Su origen se remonta a la época musulmana, cuando su estratégica ubicación convirtió el enclave en un importante punto defensivo. Testigo de aquel pasado es el castillo, principal emblema de la localidad y uno de los mejores lugares para contemplar las vistas sobre el cañón del Júcar y el conjunto histórico. A sus pies se extiende un casco urbano lleno de encanto, donde calles estrechas, miradores y rincones con siglos de historia invitan a pasear sin prisas.


El patrimonio monumental de Alcalá del Júcar va mucho más allá de su fortaleza. La Iglesia Parroquial de San Andrés, construida entre los siglos XVI y XVIII, destaca por su valor histórico y arquitectónico, mientras que la Ermita de San Lorenzo forma parte de los enclaves más representativos de la localidad. También merece una mención especial la plaza de toros, considerada una de las más originales de España por su peculiar forma irregular, adaptada a la propia montaña. Completan el recorrido lugares como el Puente de La Rambla o los restos de la Muralla Carlista, que recuerdan distintos episodios de la historia del municipio.


Pero Alcalá del Júcar no solo destaca por su patrimonio. Su privilegiado entorno natural lo convierte en un destino ideal para los amantes del turismo activo. El río Júcar y los paisajes que lo rodean ofrecen numerosas posibilidades para practicar senderismo, ciclismo, rutas de naturaleza o actividades acuáticas como el piragüismo. Los senderos y miradores permiten descubrir algunos de los paisajes más espectaculares de la comarca, donde la roca, el agua y la vegetación conforman un escenario de gran belleza.


La combinación de historia, arquitectura tradicional, naturaleza y ocio al aire libre convierte a Alcalá del Júcar en una propuesta turística completa durante cualquier época del año. Un destino que ha sabido conservar su autenticidad y que continúa cautivando a quienes buscan descubrir uno de los pueblos más bellos y sorprendentes del interior de España.

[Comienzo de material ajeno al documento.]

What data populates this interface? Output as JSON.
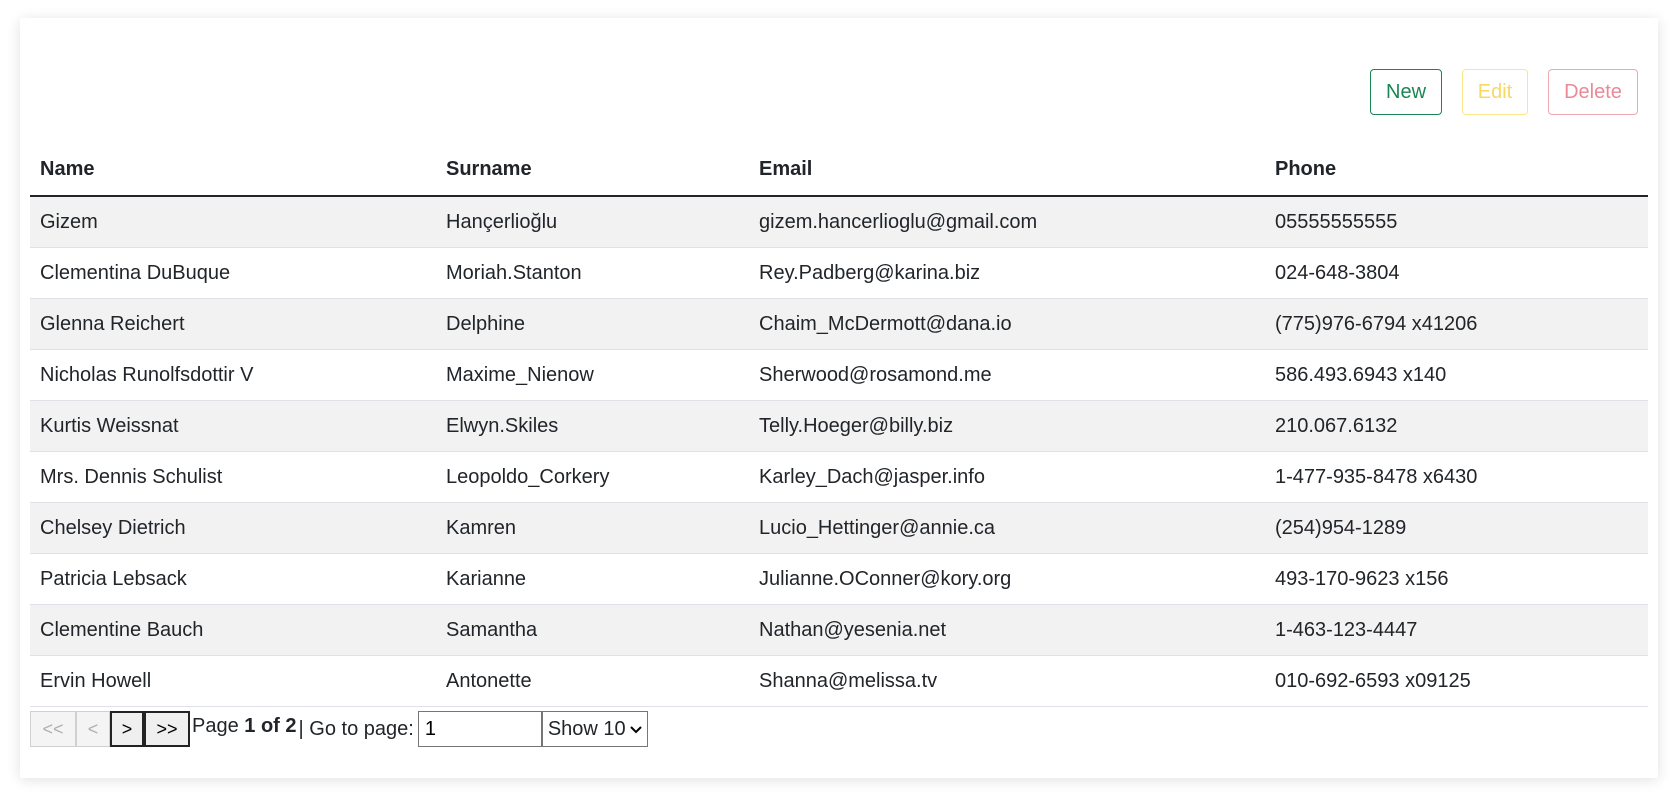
{
  "toolbar": {
    "new_label": "New",
    "edit_label": "Edit",
    "delete_label": "Delete"
  },
  "table": {
    "columns": [
      "Name",
      "Surname",
      "Email",
      "Phone"
    ],
    "rows": [
      [
        "Gizem",
        "Hançerlioğlu",
        "gizem.hancerlioglu@gmail.com",
        "05555555555"
      ],
      [
        "Clementina DuBuque",
        "Moriah.Stanton",
        "Rey.Padberg@karina.biz",
        "024-648-3804"
      ],
      [
        "Glenna Reichert",
        "Delphine",
        "Chaim_McDermott@dana.io",
        "(775)976-6794 x41206"
      ],
      [
        "Nicholas Runolfsdottir V",
        "Maxime_Nienow",
        "Sherwood@rosamond.me",
        "586.493.6943 x140"
      ],
      [
        "Kurtis Weissnat",
        "Elwyn.Skiles",
        "Telly.Hoeger@billy.biz",
        "210.067.6132"
      ],
      [
        "Mrs. Dennis Schulist",
        "Leopoldo_Corkery",
        "Karley_Dach@jasper.info",
        "1-477-935-8478 x6430"
      ],
      [
        "Chelsey Dietrich",
        "Kamren",
        "Lucio_Hettinger@annie.ca",
        "(254)954-1289"
      ],
      [
        "Patricia Lebsack",
        "Karianne",
        "Julianne.OConner@kory.org",
        "493-170-9623 x156"
      ],
      [
        "Clementine Bauch",
        "Samantha",
        "Nathan@yesenia.net",
        "1-463-123-4447"
      ],
      [
        "Ervin Howell",
        "Antonette",
        "Shanna@melissa.tv",
        "010-692-6593 x09125"
      ]
    ]
  },
  "pager": {
    "first_label": "<<",
    "prev_label": "<",
    "next_label": ">",
    "last_label": ">>",
    "page_prefix": "Page",
    "page_status": "1 of 2",
    "goto_label": "| Go to page:",
    "goto_value": "1",
    "show_value": "Show 10"
  },
  "colors": {
    "new": "#198754",
    "edit": "#f7d862",
    "delete": "#e98a96",
    "stripe": "#f2f2f2"
  }
}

Las casas cueva, el alma excavada en la roca

Si existe un elemento que distingue a Alcalá del Júcar de cualquier otro pueblo de Castilla-La Mancha, son sus casas cueva. Excavadas directamente en la montaña y perfectamente integradas en el paisaje, constituyen una de las imágenes más características de la localidad y una muestra de la estrecha relación entre sus habitantes y el entorno natural. Estas construcciones han formado parte de la vida cotidiana del municipio durante siglos, aprovechando las propiedades de la roca para mantener una temperatura estable durante todo el año. Su presencia ha modelado la singular fisonomía del casco urbano, convirtiendo a Alcalá del Júcar en un auténtico referente de la arquitectura tradicional excavada. Entre los espacios más visitados destacan la Cueva del Diablo y la Cueva de Masagó, que permiten recorrer galerías y balcones abiertos sobre el valle del Júcar. A ellas se suma la cueva fortificada de Garadén, vinculada al pasado defensivo de la comarca. Más que una curiosidad arquitectónica, las cuevas representan la esencia del municipio. Son el mejor ejemplo de cómo la población supo adaptarse al terreno para crear un paisaje urbano único, donde historia, tradición y naturaleza conviven en perfecta armonía.